Since 2019, over 80 Chinese companies have delisted from the New York Stock Exchange (NYSE) and NASDAQ, leading to a situation where Chinese stocks now represent less than 2% of the total market capitalization on these platforms. This decline seems to align with the Trump administration’s broader efforts to take a firmer stance against China and address its economic practices.
Interestingly, while the number of initial public offerings from Chinese firms in the U.S. has risen in 2024, most of these offerings averaged below $7 million. Notably, the NYSE hasn’t welcomed a new Chinese listing since May 2024, when Zeekr, an electric vehicle manufacturer, made its debut.
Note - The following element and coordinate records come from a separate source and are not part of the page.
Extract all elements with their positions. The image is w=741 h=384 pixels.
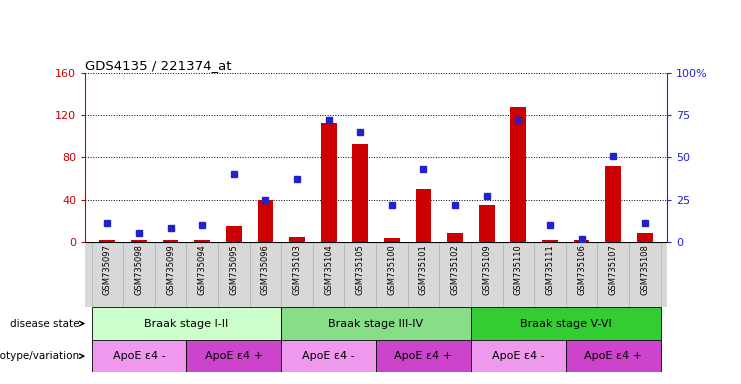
Text: GSM735101: GSM735101 [419,244,428,295]
Bar [574,240,589,242]
Bar [534,242,565,307]
Bar [258,200,273,242]
Bar [502,242,534,307]
Bar [439,242,471,307]
Text: ApoE ε4 -: ApoE ε4 - [113,351,165,361]
Bar [447,233,463,242]
Text: GSM735094: GSM735094 [198,244,207,295]
Bar [597,242,629,307]
Bar [250,242,282,307]
Bar [565,340,660,372]
Bar [471,340,565,372]
Text: GSM735107: GSM735107 [608,244,618,295]
Bar [155,242,187,307]
Bar [471,242,502,307]
Bar [629,242,660,307]
Bar [131,240,147,242]
Bar [282,307,471,340]
Text: GSM735109: GSM735109 [482,244,491,295]
Text: GDS4135 / 221374_at: GDS4135 / 221374_at [85,59,232,72]
Bar [384,238,399,242]
Text: GSM735103: GSM735103 [293,244,302,295]
Text: Braak stage V-VI: Braak stage V-VI [520,318,611,329]
Text: GSM735105: GSM735105 [356,244,365,295]
Text: GSM735098: GSM735098 [134,244,144,295]
Bar [637,233,653,242]
Text: GSM735100: GSM735100 [388,244,396,295]
Text: ApoE ε4 +: ApoE ε4 + [205,351,263,361]
Bar [321,122,336,242]
Bar [187,242,218,307]
Text: GSM735102: GSM735102 [451,244,459,295]
Bar [194,240,210,242]
Bar [289,237,305,242]
Bar [511,107,526,242]
Bar [605,166,621,242]
Bar [92,242,123,307]
Text: ApoE ε4 +: ApoE ε4 + [394,351,453,361]
Text: disease state: disease state [10,318,79,329]
Bar [376,242,408,307]
Bar [353,144,368,242]
Text: GSM735110: GSM735110 [514,244,523,295]
Bar [226,226,242,242]
Bar [542,240,558,242]
Text: ApoE ε4 -: ApoE ε4 - [302,351,355,361]
Bar [408,242,439,307]
Text: GSM735095: GSM735095 [229,244,239,295]
Bar [99,240,116,242]
Text: ApoE ε4 -: ApoE ε4 - [492,351,545,361]
Bar [479,205,494,242]
Text: GSM735111: GSM735111 [545,244,554,295]
Bar [123,242,155,307]
Bar [218,242,250,307]
Text: Braak stage III-IV: Braak stage III-IV [328,318,424,329]
Text: GSM735097: GSM735097 [103,244,112,295]
Bar [313,242,345,307]
Text: GSM735108: GSM735108 [640,244,649,295]
Text: GSM735106: GSM735106 [577,244,586,295]
Bar [163,240,179,242]
Text: GSM735104: GSM735104 [324,244,333,295]
Bar [282,242,313,307]
Bar [187,340,282,372]
Text: GSM735096: GSM735096 [261,244,270,295]
Bar [92,307,282,340]
Bar [376,340,471,372]
Text: Braak stage I-II: Braak stage I-II [144,318,228,329]
Text: genotype/variation: genotype/variation [0,351,79,361]
Bar [416,189,431,242]
Text: ApoE ε4 +: ApoE ε4 + [584,351,642,361]
Text: GSM735099: GSM735099 [166,244,175,295]
Bar [565,242,597,307]
Bar [282,340,376,372]
Bar [345,242,376,307]
Bar [92,340,187,372]
Bar [471,307,660,340]
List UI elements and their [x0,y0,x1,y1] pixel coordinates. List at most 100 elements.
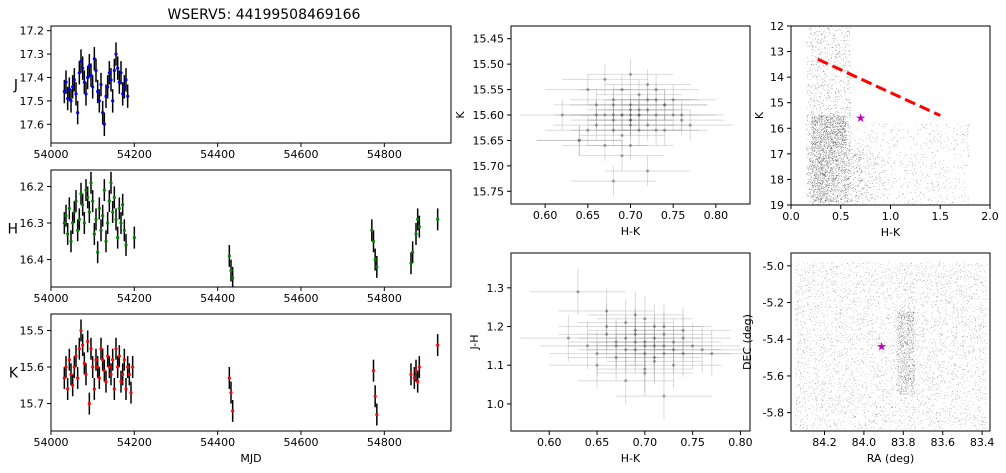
data-point [688,123,692,127]
data-point [109,181,113,185]
figure-title: WSERV5: 44199508469166 [168,7,361,23]
y-axis-label: K [9,366,19,382]
x-tick-label: 54400 [200,148,235,161]
data-point [111,358,115,362]
panel-lc_H: 54000 54200 54400 54600 54800 16.2 16.3 16.4 H [7,169,452,305]
x-tick-label: 54400 [200,292,235,305]
data-point [121,372,125,376]
plot-area-cc_KHK [519,59,733,197]
axes-frame [510,252,751,432]
data-point [116,66,120,70]
y-tick-label: 16.4 [20,254,45,267]
data-point [560,113,564,117]
x-tick-label: 83.8 [891,436,916,449]
y-tick-label: 1.0 [487,398,505,411]
data-point [117,206,121,210]
panels: 54000 54200 54400 54600 54800 17.2 17.3 17.4 17.… [7,20,998,465]
data-point [643,317,647,321]
data-point [595,363,599,367]
data-point [672,340,676,344]
data-point [69,239,73,243]
data-point [89,347,93,351]
data-point [227,254,231,258]
data-point [76,376,80,380]
data-point [629,103,632,107]
data-point [126,94,130,98]
data-point [87,64,91,68]
data-point [654,98,658,102]
data-point [106,354,110,358]
x-tick-label: 54000 [34,292,69,305]
data-point [671,98,675,102]
data-point [663,103,667,107]
data-point [119,71,123,75]
data-point [104,239,108,243]
data-point [229,268,233,273]
data-point [416,217,420,221]
data-point [603,77,607,81]
data-point [654,128,658,132]
data-point [82,80,86,84]
y-tick-label: 13 [770,46,784,59]
y-tick-label: 15 [770,97,784,110]
panel-sky: ★ 84.2 84.0 83.8 83.6 83.4 -5.8 -5.6 -5.4 -5.2 -5.… [741,252,994,465]
data-point [671,113,675,117]
data-point [129,391,133,395]
data-point [109,372,113,376]
data-point [67,87,71,91]
data-point [614,344,618,348]
data-point [112,195,116,200]
y-axis-label: DEC (deg) [741,314,754,370]
data-point [121,92,125,96]
data-point [629,123,632,127]
data-point [652,336,656,340]
data-point [620,154,624,158]
data-point [102,369,106,373]
data-point [710,352,714,356]
data-point [611,179,615,183]
data-point [637,108,641,112]
x-tick-label: 54200 [117,436,152,449]
data-point [409,261,413,265]
plot-area-cmd: ★ [806,26,971,205]
data-point [131,365,135,369]
data-point [82,361,86,365]
data-point [111,99,115,103]
data-point [605,325,609,329]
data-point [66,232,70,236]
data-point [101,358,105,362]
data-point [646,82,650,86]
data-point [373,394,377,398]
data-point [576,290,580,294]
data-point [624,336,628,340]
data-point [629,113,632,117]
data-point [99,82,103,87]
data-point [71,85,75,89]
data-point [662,332,666,336]
data-point [86,339,90,344]
data-point [122,85,126,89]
axes-frame [50,313,452,432]
plot-area-lc_J [62,42,130,136]
data-point [121,203,125,207]
data-point [681,352,685,356]
target-star-icon: ★ [855,111,866,125]
data-point [611,128,615,132]
reference-line [817,57,941,117]
y-tick-label: 15.65 [473,134,505,147]
x-tick-label: 0.75 [661,209,686,222]
data-point [101,110,105,115]
data-point [371,369,376,373]
y-tick-label: 15.75 [473,185,505,198]
data-point [436,343,440,347]
x-tick-label: 1.0 [882,210,900,223]
y-tick-label: 16 [770,122,784,135]
data-point [77,347,81,351]
x-tick-label: 83.6 [930,436,955,449]
data-point [594,113,598,117]
data-point [643,340,647,344]
data-point [229,391,233,395]
data-point [87,401,91,406]
data-point [691,344,695,348]
field-positions [795,261,987,430]
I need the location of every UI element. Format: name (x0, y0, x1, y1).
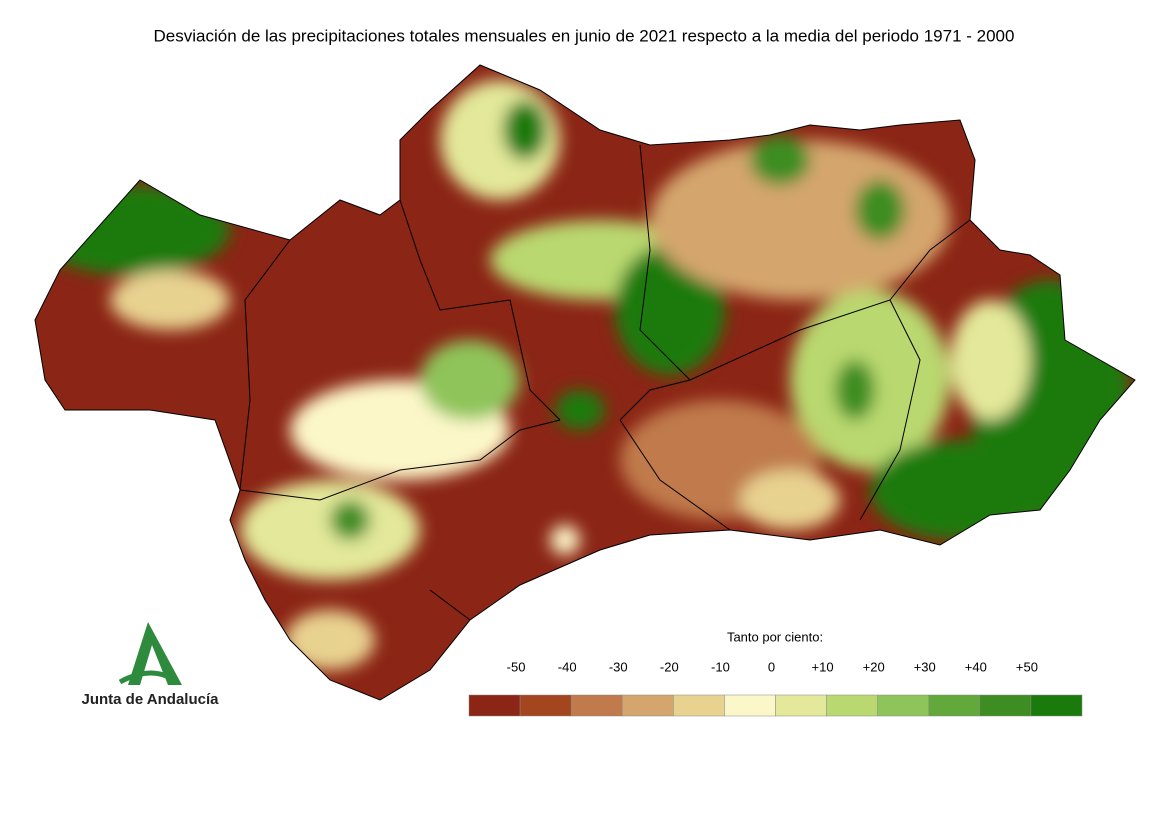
province-borders (239, 144, 971, 621)
legend-label: Tanto por ciento: (727, 629, 823, 644)
legend-swatch (622, 694, 674, 717)
legend-tick-label: +20 (863, 659, 885, 674)
legend-swatch (1030, 694, 1083, 717)
map-title: Desviación de las precipitaciones totale… (154, 26, 1015, 45)
legend-tick-label: +50 (1016, 659, 1038, 674)
legend-tick-label: -20 (660, 659, 679, 674)
logo-text: Junta de Andalucía (82, 691, 220, 708)
logo-mark (128, 622, 182, 685)
legend-swatch (724, 694, 776, 717)
legend-tick-label: +10 (812, 659, 834, 674)
legend-tick-label: +40 (965, 659, 987, 674)
logo-arc (118, 670, 177, 685)
legend-swatch (826, 694, 878, 717)
logo: Junta de Andalucía (82, 622, 220, 708)
legend-swatch (877, 694, 930, 717)
legend-swatch (928, 694, 981, 717)
legend-swatch (979, 694, 1032, 717)
legend-tick-label: -10 (711, 659, 730, 674)
legend-swatch (570, 694, 623, 717)
legend-swatch (519, 694, 572, 717)
legend-swatch (673, 694, 725, 717)
legend-swatch (468, 694, 521, 717)
legend-swatch (775, 694, 827, 717)
legend: -50 -40 -30 -20 -10 0 +10 +20 +30 +40 +50 (468, 659, 1083, 717)
legend-tick-label: -50 (507, 659, 526, 674)
legend-tick-label: 0 (768, 659, 775, 674)
legend-tick-label: +30 (914, 659, 936, 674)
legend-tick-label: -30 (609, 659, 628, 674)
legend-tick-label: -40 (558, 659, 577, 674)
In the past, particularly during the 1990s and 2000s, various state-owned enterprises like China Mobile and China Eastern Airlines were able to go public in the U.S. However, nowadays, many of these firms have moved operations away from American exchanges, primarily to sidestep the rigorous scrutiny of their accounting and business practices.
This trend doesn’t seem poised to change, especially with a Republican-controlled Congress pressing for tougher measures against China. The Trump administration has laid out its approach as part of its strategy to combat what it deems economic warfare from Beijing.
In a recent framework, President Trump stated that China might exploit U.S. investments to boost its military capabilities. Furthermore, in May, lawmakers expressed concerns over companies like Alibaba and Hesi, urging the Securities and Exchange Commission to focus on firms tied to the CCP for registration compliance.
There’s a sentiment that in China, companies can’t be genuinely private since the CCP reserves the right to control them through various legal and political measures. This raises issues for American investors, as these companies could potentially support activities that conflict with U.S. interests.
On the trade front, the Trump administration has implemented tariffs to counter what it views as unfair practices by the CCP, contributing to a notable trade imbalance. Recently, in London, U.S. representatives maintained a 55% tariff on imports from China, while the latter agreed to a 10% tariff on U.S. goods and suggested easing export restrictions on certain rare earth elements.